I don't usually mix my platter. I prefer to eat my meal in a specific "order"- whatever that means. But not this morning. I have so much faith and expectation for this recipe I made exemption for this crumbs - again, whatever that means. And as Adrian was savoring the Vegetable Casserole, I pressured him to dip into the crumbs - a behavior that would normally make me frown. "OMG! It's so good it puts the casserole to shame by one point!" And henceforth he couldn't decide which one to go in his mouth first: the savory or the sweet? The cheesy vegetable or crunchy blueberry oatmeal?

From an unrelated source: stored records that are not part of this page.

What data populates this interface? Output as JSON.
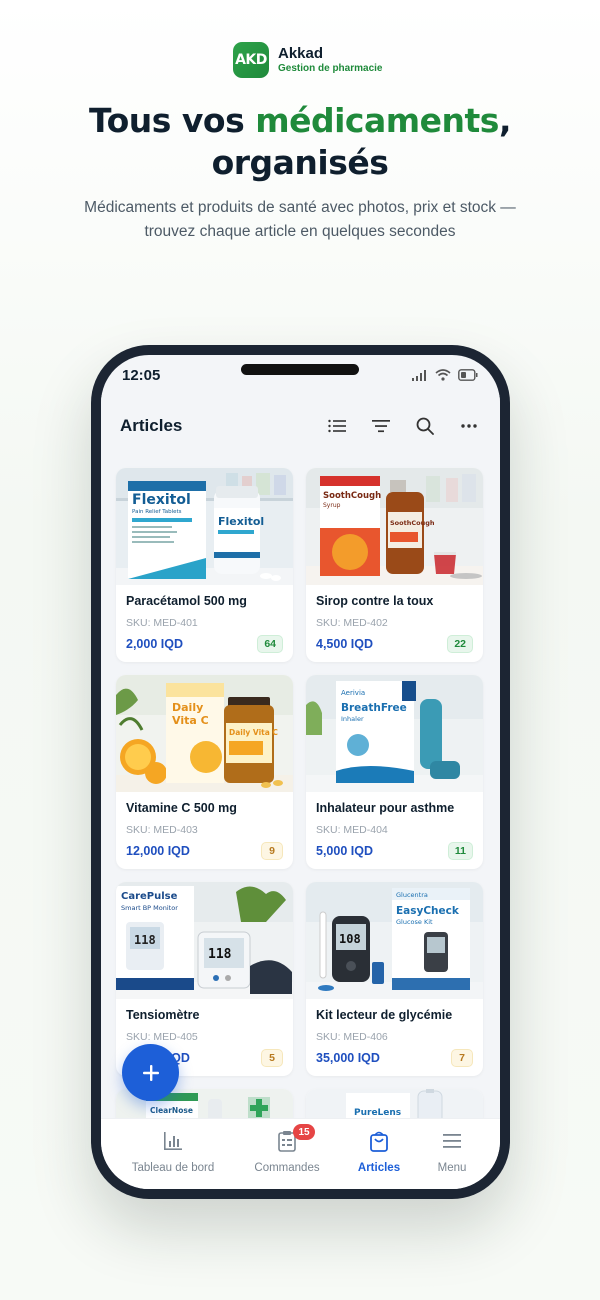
{
  "brand": {
    "logo_text": "AKD",
    "name": "Akkad",
    "tagline": "Gestion de pharmacie"
  },
  "hero": {
    "title_prefix": "Tous vos ",
    "title_accent": "médicaments",
    "title_suffix": ",",
    "title_line2": "organisés",
    "subtitle": "Médicaments et produits de santé avec photos, prix et stock — trouvez chaque article en quelques secondes"
  },
  "status_bar": {
    "time": "12:05"
  },
  "app_bar": {
    "title": "Articles",
    "actions": [
      "list-view-icon",
      "filter-icon",
      "search-icon",
      "more-icon"
    ]
  },
  "products": [
    {
      "name": "Paracétamol 500 mg",
      "sku": "SKU: MED-401",
      "price": "2,000 IQD",
      "stock": "64",
      "stock_level": "ok",
      "image": "Flexitol tablets box"
    },
    {
      "name": "Sirop contre la toux",
      "sku": "SKU: MED-402",
      "price": "4,500 IQD",
      "stock": "22",
      "stock_level": "ok",
      "image": "SoothCough syrup"
    },
    {
      "name": "Vitamine C 500 mg",
      "sku": "SKU: MED-403",
      "price": "12,000 IQD",
      "stock": "9",
      "stock_level": "low",
      "image": "Daily Vita C"
    },
    {
      "name": "Inhalateur pour asthme",
      "sku": "SKU: MED-404",
      "price": "5,000 IQD",
      "stock": "11",
      "stock_level": "ok",
      "image": "BreathFree inhaler"
    },
    {
      "name": "Tensiomètre",
      "sku": "SKU: MED-405",
      "price": "45,000 IQD",
      "stock": "5",
      "stock_level": "low",
      "image": "CarePulse Smart BP Monitor"
    },
    {
      "name": "Kit lecteur de glycémie",
      "sku": "SKU: MED-406",
      "price": "35,000 IQD",
      "stock": "7",
      "stock_level": "low",
      "image": "EasyCheck Glucose Kit"
    }
  ],
  "partial_products": [
    {
      "image": "ClearNose Nasal Spray"
    },
    {
      "image": "PureLens Solution"
    }
  ],
  "box_labels": {
    "flexitol": "Flexitol",
    "flexitol_sub": "Pain Relief Tablets",
    "sooth": "SoothCough",
    "sooth_sub": "Syrup",
    "vita": "Daily Vita C",
    "breath": "BreathFree",
    "breath_sub": "Inhaler",
    "breath_brand": "Aerivia",
    "carepulse": "CarePulse",
    "carepulse_sub": "Smart BP Monitor",
    "bp_reading": "118",
    "easycheck": "EasyCheck",
    "easycheck_sub": "Glucose Kit",
    "glucentra": "Glucentra",
    "glucose_reading": "108",
    "clearnose": "ClearNose",
    "purelens": "PureLens"
  },
  "tabbar": {
    "items": [
      {
        "label": "Tableau de bord",
        "icon": "bar-chart-icon"
      },
      {
        "label": "Commandes",
        "icon": "orders-icon",
        "badge": "15"
      },
      {
        "label": "Articles",
        "icon": "bag-icon",
        "active": true
      },
      {
        "label": "Menu",
        "icon": "menu-icon"
      }
    ]
  },
  "colors": {
    "brand_green": "#1f8a3b",
    "primary_blue": "#1d5fd8",
    "price_blue": "#1f4fbf",
    "badge_red": "#e64545"
  }
}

Good thing I baked a big tray of it - we still get to keep some while I share the rest with my friends.
I'm pretty sure everyone approves :)

Ingredients:
For the Filling -
3 Cups frozen blueberry
1/2 brown sugar
1/3 cup fresh squeezed orange juice (from 1 orange)
2 tablespoons corn flour
2 tablespoons water

For Crust and Topping -
2 1/2 rolled oat
1 1/4 all purpose flour
1 cup brown sugar
zest from 1 orange
3/4 teaspoon salt
1 cup cold butter, cubed
  1. In a saucepan, heat together orange juice, brown sugar and blueberry over medium heat to boiling; about 10 minutes. Remove from heat.
  2. Mix together corn flour and water. Stir into the blueberry mixture and return to boiling. Stir until the mixture thicken. Remove from heat, transfer to a bowl, cover and keep in refrigeration for at least 1 hour. I kept it for overnight.
  3. Preheat the oven to 175C. Lightly grease a 8" square baking pan.
  4. In a large bowl, mix together oatmeal, flour, sugar, zest and salt. Add butter cubes, using fingers, mix ingredients together until it resembles coarse crumbs.
  5. Layer 1/2 the crumbs to the bottom of the baking pan. Take the blueberry mixture from the refrigerator and pour it over the crust. Top the blueberry filling with the other 1/2 of crumbs. Pressing lightly to adhere.
  6. Bake at 175C for 45 minutes. Remove and cool completely before cutting into squares.